Abstract

Porcine source attracts the biotechnological development of natural xenogeneic materials, due to the availability of collagen in soft tissues, but the use of the demineralized organic matrix of cortical bone remains little explored. This study developed a demineralized porcine cortical bone matrix and analyzed the interference of peroxidation on the composition, thermostability, porosity and swelling of the material. Fresh ribs were processed with 3%-30% hydrogen peroxide under single treatment (G1-G4) or double treatment (G5-G8), using native bone (NB) as a control. Physicochemical characterization, porosity histomorphometry and swelling evaluation were performed. There were infrared bands indicative of the prevalence of collagen and residual phosphate groups even after demineralization, mass loss events by thermogravimetry ranging from 94 to 590 °C, being more accelerated in G7 and G8, with all groups below the thermal stability of the NB, as well as similar endothermic events between treatments in differential calorimetry. Changes in lamellar bone morphology occurred in all tested groups, being more conservative in G1 and G2 and more aggressive in G7 and G8. The single treatment dilated pores and kept the matrix closer to the original, while the double treatment significantly enlarged and fused the bone canals mimicking a mesh.
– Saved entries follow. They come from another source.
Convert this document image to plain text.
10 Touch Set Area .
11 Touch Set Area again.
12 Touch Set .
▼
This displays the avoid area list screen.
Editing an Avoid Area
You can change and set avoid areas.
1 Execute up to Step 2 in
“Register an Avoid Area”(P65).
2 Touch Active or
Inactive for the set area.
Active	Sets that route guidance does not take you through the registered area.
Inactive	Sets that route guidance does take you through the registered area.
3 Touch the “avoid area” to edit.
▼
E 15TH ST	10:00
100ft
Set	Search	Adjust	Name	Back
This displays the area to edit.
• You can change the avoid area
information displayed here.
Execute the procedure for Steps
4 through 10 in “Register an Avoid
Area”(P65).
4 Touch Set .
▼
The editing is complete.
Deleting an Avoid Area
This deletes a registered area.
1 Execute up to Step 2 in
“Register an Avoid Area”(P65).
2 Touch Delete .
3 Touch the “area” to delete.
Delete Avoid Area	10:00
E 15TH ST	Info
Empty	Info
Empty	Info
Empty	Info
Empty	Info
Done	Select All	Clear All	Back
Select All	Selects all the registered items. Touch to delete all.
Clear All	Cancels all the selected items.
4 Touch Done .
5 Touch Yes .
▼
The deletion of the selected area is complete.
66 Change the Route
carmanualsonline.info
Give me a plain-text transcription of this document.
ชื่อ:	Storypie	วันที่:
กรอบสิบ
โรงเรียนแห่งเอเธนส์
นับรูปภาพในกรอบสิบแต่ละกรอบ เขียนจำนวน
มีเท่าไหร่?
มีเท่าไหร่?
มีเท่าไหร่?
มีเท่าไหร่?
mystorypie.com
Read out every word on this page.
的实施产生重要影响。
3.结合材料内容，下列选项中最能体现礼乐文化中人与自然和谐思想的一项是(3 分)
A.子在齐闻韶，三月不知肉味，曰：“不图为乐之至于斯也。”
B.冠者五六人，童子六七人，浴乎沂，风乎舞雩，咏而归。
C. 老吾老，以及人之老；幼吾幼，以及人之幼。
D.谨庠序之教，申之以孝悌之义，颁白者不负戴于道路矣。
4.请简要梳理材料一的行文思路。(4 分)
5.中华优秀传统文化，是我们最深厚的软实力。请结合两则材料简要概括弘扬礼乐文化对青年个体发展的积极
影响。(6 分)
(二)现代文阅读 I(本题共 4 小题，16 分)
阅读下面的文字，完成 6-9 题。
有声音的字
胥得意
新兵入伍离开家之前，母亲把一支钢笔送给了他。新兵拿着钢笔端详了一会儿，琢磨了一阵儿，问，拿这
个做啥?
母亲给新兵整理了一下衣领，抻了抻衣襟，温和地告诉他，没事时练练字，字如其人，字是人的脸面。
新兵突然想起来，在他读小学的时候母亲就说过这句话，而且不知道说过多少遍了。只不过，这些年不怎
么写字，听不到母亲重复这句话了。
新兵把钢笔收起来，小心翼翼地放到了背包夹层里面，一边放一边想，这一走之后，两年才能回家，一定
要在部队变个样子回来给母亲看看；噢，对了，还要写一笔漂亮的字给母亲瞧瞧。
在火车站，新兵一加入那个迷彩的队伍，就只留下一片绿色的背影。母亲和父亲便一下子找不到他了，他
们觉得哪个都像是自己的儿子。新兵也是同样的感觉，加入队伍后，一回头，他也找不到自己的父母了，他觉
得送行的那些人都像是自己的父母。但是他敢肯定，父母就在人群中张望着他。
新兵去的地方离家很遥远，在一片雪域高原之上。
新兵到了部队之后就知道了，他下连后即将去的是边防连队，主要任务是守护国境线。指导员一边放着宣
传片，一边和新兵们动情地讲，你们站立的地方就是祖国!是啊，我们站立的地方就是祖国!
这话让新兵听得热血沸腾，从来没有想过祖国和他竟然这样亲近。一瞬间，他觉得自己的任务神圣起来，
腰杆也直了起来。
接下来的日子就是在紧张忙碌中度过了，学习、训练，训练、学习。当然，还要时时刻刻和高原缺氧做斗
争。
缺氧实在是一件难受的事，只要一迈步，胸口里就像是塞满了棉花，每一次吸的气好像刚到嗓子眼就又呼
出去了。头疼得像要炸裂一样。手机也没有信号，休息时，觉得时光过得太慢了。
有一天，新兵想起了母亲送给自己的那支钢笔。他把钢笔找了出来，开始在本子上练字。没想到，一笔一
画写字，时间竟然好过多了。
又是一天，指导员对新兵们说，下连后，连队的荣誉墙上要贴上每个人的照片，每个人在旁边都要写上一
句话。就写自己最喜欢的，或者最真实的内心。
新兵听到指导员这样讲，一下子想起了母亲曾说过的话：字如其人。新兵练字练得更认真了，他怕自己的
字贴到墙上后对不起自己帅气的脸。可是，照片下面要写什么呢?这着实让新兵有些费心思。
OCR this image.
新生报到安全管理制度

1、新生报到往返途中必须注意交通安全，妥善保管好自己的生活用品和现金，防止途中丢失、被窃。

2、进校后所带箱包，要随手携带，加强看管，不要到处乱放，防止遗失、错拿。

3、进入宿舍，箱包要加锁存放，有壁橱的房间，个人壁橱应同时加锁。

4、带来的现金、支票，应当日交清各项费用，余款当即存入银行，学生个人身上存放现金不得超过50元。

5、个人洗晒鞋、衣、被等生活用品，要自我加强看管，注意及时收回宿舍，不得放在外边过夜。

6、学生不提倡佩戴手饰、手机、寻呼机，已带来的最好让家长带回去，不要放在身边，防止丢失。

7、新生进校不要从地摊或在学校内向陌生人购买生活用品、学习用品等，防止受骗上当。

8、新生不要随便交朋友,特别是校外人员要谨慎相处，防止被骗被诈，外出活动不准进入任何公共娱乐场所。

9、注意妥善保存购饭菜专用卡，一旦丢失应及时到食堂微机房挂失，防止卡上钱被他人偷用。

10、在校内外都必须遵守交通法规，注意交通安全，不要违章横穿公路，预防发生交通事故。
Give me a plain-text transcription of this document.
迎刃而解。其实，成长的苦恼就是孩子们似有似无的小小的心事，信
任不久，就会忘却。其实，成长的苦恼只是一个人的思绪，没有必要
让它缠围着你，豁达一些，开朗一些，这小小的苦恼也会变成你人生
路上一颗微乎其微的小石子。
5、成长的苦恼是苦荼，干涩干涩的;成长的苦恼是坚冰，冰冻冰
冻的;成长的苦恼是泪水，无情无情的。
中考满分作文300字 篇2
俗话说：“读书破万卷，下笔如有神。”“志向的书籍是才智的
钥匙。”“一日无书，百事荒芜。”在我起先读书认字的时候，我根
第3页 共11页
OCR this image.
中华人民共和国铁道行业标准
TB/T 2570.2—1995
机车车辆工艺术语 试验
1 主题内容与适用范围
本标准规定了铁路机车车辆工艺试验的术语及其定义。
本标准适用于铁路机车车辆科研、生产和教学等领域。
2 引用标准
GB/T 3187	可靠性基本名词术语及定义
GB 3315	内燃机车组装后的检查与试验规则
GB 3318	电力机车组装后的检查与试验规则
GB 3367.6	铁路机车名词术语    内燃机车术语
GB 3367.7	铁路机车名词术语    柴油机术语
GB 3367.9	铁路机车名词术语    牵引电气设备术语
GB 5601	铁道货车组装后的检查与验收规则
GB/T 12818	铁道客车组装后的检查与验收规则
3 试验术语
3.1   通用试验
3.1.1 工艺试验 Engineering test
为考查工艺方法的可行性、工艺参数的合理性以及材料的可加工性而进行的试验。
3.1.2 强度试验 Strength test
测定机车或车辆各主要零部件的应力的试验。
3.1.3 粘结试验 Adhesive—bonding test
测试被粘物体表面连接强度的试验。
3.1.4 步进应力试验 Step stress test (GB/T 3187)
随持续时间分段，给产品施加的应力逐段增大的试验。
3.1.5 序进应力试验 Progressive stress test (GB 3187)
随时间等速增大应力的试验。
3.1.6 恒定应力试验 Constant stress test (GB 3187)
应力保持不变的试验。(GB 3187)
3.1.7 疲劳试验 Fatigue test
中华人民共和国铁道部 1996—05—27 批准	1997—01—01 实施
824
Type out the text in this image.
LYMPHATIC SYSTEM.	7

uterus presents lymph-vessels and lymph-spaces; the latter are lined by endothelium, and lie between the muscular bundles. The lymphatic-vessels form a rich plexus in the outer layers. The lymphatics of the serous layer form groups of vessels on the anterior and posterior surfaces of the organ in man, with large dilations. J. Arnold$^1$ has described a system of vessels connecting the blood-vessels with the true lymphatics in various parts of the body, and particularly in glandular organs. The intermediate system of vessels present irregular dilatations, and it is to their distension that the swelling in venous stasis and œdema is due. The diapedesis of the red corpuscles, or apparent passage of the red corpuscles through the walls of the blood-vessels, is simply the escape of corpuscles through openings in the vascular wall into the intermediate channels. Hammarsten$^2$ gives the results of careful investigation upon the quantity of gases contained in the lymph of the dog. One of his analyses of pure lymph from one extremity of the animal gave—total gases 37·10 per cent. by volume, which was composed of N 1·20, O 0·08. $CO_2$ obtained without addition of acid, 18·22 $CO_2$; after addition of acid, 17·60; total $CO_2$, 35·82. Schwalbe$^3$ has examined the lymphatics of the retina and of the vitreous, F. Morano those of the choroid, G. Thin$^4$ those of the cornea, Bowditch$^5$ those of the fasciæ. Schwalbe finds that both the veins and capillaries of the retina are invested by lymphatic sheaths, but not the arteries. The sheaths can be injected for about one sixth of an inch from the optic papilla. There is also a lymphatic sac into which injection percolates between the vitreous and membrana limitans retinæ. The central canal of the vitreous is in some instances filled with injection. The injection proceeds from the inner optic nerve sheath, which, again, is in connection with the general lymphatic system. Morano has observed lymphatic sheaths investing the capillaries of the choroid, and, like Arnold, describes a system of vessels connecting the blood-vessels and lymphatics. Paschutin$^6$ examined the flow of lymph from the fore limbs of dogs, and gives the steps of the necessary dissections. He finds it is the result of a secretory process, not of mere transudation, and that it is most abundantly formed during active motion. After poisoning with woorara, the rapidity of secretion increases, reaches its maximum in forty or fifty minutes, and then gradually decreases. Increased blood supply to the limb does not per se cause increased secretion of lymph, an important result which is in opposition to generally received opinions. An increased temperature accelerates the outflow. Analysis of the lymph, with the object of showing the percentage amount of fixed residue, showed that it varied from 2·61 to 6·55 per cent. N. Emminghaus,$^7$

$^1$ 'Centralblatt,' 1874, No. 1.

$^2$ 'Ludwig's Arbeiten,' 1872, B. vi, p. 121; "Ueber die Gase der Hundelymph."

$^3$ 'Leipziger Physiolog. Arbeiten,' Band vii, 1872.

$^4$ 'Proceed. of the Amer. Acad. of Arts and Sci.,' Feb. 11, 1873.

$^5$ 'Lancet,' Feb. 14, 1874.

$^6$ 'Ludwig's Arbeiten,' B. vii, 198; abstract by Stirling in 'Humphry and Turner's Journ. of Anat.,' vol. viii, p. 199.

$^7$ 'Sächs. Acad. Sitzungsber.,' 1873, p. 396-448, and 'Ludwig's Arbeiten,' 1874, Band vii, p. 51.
The permeable areas in the bone matrix were larger and the hydrophilicity was greater and more persistent for G5-G8 compared to G1-G4 and NB. Single exposure and at lower concentrations of hydrogen peroxide suggest a better modulation of the tested determinants, for the generation of collagen biomaterial applied to bone regeneration.

Keywords:
Cortical Bone; Bone Matrix; Hydrogen Peroxid; Biocompatible Materials; Guided Tissue Regeneration

HIGHLIGHTS

Demineralized porcine bone is an alternative for generating scaffolds for tissue regeneration.

Increasing H₂O₂ concentration directly modulated physicochemical changes in cortical bone.

The single treatment with H₂O₂ was more structurally conservative than the double treatment.

Future biocompatibility, reabsorption and osteopromotion in vivo studies should be carried out.